Durante a palestra, os pacientes que aguardavam atendimento na recepção do ambulatório tiveram a oportunidade de esclarecer algumas dúvidas a respeito da doença, que já foi conhecida pejorativamente por lepra. “A hanseníase é uma doença que ainda hoje tem muito estigma. A pessoa pode levar uma vida normal, não precisa se isolar da sociedade” pontuou Maria Clara.
A enfermeira explicou que a doença é bastante confundida com o “pano branco”, nome popular da pitiríase versicolor, doença causada por fungo e que não é contagiosa. A hanseníase também é confundida com o vitiligo, caracterizado pelo surgimento de manchas no corpo devido à perda de pigmentação da pele. Mas ao contrário dessas doenças, a hanseníase é contagiosa e pode ser transmitida pelas vias respiratórias. Normalmente a transmissão acontece quando o indivíduo fica em contato direto de três a cinco anos com o doente sem tratamento, contudo, a maior parte da sociedade é imune à bactéria.
A doença bacteriana pode atingir a pele com o surgimento de uma ou mais manchas esbranquiçadas, avermelhadas ou amarronzadas em qualquer parte do corpo.
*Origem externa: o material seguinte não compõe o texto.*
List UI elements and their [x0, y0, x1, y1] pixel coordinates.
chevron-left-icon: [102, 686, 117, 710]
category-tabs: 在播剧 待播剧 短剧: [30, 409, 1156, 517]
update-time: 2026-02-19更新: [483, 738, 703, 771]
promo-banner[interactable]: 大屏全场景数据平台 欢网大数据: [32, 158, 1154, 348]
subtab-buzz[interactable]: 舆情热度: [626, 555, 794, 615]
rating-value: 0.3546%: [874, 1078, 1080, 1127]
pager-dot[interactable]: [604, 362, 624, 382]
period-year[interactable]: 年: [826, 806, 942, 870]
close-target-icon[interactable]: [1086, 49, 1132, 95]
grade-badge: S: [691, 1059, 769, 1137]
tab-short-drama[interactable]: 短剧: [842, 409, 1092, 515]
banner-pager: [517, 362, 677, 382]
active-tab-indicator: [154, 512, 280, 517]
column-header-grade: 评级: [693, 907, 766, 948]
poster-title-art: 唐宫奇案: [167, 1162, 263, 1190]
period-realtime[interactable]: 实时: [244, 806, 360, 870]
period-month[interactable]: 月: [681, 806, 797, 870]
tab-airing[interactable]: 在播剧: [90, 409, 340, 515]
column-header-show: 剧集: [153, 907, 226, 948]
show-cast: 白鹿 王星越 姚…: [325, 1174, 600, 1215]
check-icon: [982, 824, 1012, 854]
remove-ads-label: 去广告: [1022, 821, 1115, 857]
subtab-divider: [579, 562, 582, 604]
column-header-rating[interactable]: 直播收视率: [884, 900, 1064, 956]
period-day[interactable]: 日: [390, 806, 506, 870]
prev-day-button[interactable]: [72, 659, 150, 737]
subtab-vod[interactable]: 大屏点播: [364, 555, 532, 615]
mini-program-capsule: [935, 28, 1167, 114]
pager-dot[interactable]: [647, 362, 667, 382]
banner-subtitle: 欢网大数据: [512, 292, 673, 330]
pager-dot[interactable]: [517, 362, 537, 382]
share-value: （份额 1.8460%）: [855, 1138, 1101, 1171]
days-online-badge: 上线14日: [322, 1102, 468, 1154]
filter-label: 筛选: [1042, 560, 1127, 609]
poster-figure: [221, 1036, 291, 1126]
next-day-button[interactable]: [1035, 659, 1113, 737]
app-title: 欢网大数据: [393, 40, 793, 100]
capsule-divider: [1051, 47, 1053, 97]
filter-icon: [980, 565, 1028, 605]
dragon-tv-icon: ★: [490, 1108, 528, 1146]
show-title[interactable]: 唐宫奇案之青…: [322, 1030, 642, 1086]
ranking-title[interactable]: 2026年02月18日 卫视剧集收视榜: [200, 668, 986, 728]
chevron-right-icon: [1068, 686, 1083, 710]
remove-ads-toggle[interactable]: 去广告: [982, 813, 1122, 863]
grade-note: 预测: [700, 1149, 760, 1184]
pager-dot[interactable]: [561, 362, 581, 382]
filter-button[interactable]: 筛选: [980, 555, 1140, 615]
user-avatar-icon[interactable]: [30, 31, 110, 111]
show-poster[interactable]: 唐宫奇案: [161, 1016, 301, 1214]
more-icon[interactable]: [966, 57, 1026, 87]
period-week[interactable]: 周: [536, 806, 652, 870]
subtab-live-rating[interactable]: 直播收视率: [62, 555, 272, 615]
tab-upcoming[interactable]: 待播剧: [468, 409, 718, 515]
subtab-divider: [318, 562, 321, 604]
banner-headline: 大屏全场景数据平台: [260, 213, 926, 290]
No local onde aparecem as manchas há uma diminuição dos pelos, do suor e da sensibilidade. Em alguns casos, podem surgir caroços doloridos e algumas vezes os nervos dos braços e das pernas podem ser comprometidos.
Outro fato curioso a respeito da contaminação da doença é que ela não pode ser transmitida pela placenta, no caso se a mãe estiver infectada o bebê não nascerá contaminado. Para haver a quebra na cadeia da doença é preciso investigar a saúde das pessoas que moram com o doente a fim de estabelecer um método preventivo de tratamento.
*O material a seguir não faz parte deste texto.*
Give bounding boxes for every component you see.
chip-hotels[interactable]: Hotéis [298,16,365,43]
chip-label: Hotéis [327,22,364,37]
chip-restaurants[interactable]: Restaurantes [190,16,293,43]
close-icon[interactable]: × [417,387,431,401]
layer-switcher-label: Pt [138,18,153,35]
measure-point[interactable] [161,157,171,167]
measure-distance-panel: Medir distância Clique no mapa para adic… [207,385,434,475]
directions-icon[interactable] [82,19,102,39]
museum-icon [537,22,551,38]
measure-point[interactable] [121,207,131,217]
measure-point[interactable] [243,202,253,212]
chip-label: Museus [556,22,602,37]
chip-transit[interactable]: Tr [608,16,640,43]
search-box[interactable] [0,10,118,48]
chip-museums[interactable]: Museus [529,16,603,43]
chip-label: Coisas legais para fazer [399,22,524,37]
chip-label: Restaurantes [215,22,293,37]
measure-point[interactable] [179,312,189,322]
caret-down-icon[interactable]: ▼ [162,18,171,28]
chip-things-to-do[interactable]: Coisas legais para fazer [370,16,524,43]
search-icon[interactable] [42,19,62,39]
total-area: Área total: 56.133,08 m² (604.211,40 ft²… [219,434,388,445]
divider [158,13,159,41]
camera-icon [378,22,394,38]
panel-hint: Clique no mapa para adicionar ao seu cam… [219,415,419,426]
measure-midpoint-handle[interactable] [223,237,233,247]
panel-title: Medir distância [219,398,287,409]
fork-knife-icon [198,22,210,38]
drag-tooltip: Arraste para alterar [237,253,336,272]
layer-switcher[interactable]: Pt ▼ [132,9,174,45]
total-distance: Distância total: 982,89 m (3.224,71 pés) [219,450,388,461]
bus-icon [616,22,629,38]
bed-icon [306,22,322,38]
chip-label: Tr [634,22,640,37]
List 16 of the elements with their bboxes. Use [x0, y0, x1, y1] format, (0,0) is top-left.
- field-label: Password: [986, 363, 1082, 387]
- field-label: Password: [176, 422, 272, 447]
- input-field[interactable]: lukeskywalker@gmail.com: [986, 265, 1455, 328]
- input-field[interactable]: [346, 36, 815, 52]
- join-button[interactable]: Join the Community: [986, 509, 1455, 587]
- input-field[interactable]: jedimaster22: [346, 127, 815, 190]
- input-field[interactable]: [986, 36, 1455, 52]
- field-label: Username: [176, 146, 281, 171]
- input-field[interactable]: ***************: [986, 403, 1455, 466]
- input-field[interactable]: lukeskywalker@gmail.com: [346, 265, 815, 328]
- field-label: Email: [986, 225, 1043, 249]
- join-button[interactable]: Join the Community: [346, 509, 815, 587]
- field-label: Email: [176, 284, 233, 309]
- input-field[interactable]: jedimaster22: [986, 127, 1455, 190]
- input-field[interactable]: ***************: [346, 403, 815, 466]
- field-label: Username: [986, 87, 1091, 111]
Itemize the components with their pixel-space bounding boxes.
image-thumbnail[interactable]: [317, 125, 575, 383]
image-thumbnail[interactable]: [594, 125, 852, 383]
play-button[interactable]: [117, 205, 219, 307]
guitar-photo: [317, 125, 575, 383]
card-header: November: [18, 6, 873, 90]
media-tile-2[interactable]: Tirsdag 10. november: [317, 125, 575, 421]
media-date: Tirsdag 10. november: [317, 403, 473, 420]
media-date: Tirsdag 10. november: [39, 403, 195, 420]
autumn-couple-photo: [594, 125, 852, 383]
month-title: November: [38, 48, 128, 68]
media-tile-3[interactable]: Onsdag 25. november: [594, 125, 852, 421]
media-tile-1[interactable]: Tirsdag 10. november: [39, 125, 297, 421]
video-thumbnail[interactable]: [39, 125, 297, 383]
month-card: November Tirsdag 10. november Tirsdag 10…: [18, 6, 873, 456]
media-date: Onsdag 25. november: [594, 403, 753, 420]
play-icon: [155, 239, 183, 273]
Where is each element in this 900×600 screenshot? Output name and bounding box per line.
Durante o tratamento o paciente pode apresentar algumas características relacionadas ao uso da medicação, a exemplo da mudança na cor da urina, que fica num tom avermelhado, e da coloração da pele, que se torna mais escura. O diagnóstico pode ser feito através de testes de sensibilidade: à dor, à temperatura e ao tato. O tratamento pode durar de 6 a 9 meses e de 12 a 18 meses a depender da recomendação do médico responsável.
A assessora de Relações Institucionais do HSE, Beatriz Gomes, participou do evento destacando a importância de levar esse tipo de conhecimento às pessoas. “Existe um preconceito muito grande ainda sobre a doença e é preciso que haja esclarecimentos a respeito para que ela possa ser encarada de outra forma”, concluiu.
A DOENÇA
É uma doença provocada pelo bacilo de hansen, transmissível e que atinge principalmente a pele e os nervos periféricos. Ela provoca manchas esbranquiçadas, amarronzadas ou avermelhadas e até caroços em qualquer parte do corpo. Nessas regiões há alteração da sensibilidade à dor, ao frio, ao calor e ao tato. A doença tem cura e deve ser tratada em seu estágio inicial, pois se o tratamento for tardio existe a possibilidade de deixar sequelas.
A hanseníase é uma doença que pode evoluir para as seguintes formas: indeterminada, tuberculóide, dimorfa e virchorwiana, esta última forma é considerada a mais grave.
A TRANSMISSÃO
A hanseníase é transmitida por meio das vias respiratórias superiores, através da tosse e do espirro. O contágio ocorre quando há um contato prolongado com o doente que não realiza tratamento.
A doença não é transmitida pelo aperto de mão, abraço ou carinho, não é necessário separar roupas, pratos, talheres e copos do doente. Após 15 dias de tratamento o paciente já não é capaz de contaminar outras pessoas.
O TRATAMENTO
O tratamento é feito por via oral, com a PQT (poliquimioterapia), que é um coquetel de antibióticos. O paciente deve tomar uma dose mensal na Unidade de Saúde e as demais doses devem ser administradas na residência do paciente. A duração pode ser variada de 6 doses em até 9 meses e de 12 doses em até 18 meses.